Ohne Menschlichkeit wird KI zum kalten System
Doch Technologie allein löst kein Kulturproblem. KI kann Daten prüfen, aber keine Zugehörigkeit schaffen. In der Wirtschaft zeigt sich: Mitarbeitende folgen nicht der Software, sondern der Vision, die sie trägt.
Deutschland braucht eine echte Willkommensstrategie mit persönlicher Begleitung, mehrsprachigen Ansprechpartnern, Mentorenprogrammen und einer „Employer Brand“ für den Standort Deutschland.
Change heißt, Menschen mitzunehmen. Wer Prozesse digitalisiert, aber Haltung und Werte unverändert lässt, schafft keine Transformation – nur Effizienz ohne Sinn.
Bildung & Gesellschaft – Daten ohne Richtung
Die Zukunft lässt sich nicht ohne Bildung gestalten. Die Regierung setzt auf mehr Analysen, Ganztagsprogramme und regelmäßige Bildungsberichte.
Was daran positiv ist:
Transparenz ist wichtig. Der IQB-Bildungstrend zeigt deutlich, wie groß der Handlungsbedarf ist: Fast ein Viertel der Viertklässler verfehlt die Mindeststandards im Lesen, in Mathematik erreicht nur noch jeder Zweite das Soll.
Wenn Bildung nur vermessen wird, aber niemand sie verändert
Doch Berichte verändern keine Systeme. In Unternehmen wäre das, als würde man Jahr für Jahr Mitarbeiterbefragungen durchführen, ohne je Konsequenzen daraus zu ziehen.
Wie viele Bildungsstudien und PISA-Tests braucht es noch, um zu handeln?
Die Zukunft unserer Kinder darf kein Experimentierfeld sein. Bildung müsste wie ein agiles Entwicklungsprojekt geführt werden, mit schnelleren Ausbildungswegen für Lehrkräfte, einfacheren Länderwechseln, klaren Leistungskennzahlen und einer Evaluation, die auch Lehrkräfte einbezieht.

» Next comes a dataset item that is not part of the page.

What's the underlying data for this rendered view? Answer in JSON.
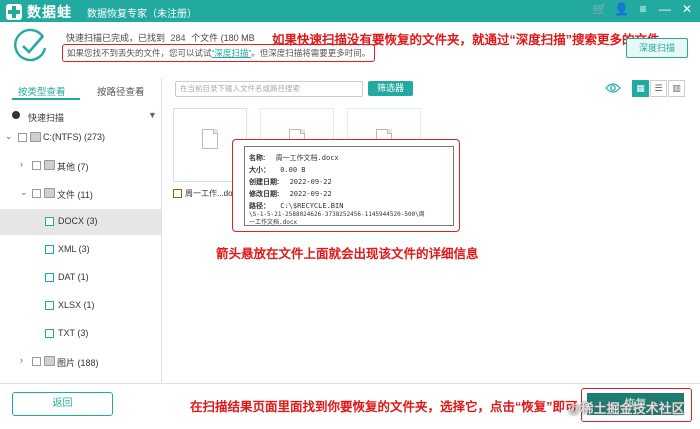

Wer Leistung vermittelt, sollte sie auch verkörpern.
KI & Digitalisierung allein sind keine Lösung
Die KI- und Digitalisierungsmaßnahmen der Bundesregierung sind im Ansatz richtig, zeigen aber das gleiche Problem, das ich seit Jahren in Unternehmen in Change-Projekten beobachte: Digitalisierung und KI werden als Wundermittel verstanden, bleiben aber meist Insellösungen.
KI verändert nichts – sie verstärkt nur, was schon da ist
Nur wer Prozesse neu denkt, Strukturen anpasst und das Zusammenspiel von Mensch und Technologie gestaltet, kann durch Digitalisierung tatsächlich Wirkung entfalten.
KI allein verändert nichts. Sie verstärkt nur das, was schon da ist. KI macht lediglich das Gute besser, aber ebenso das Schlechte schlechter.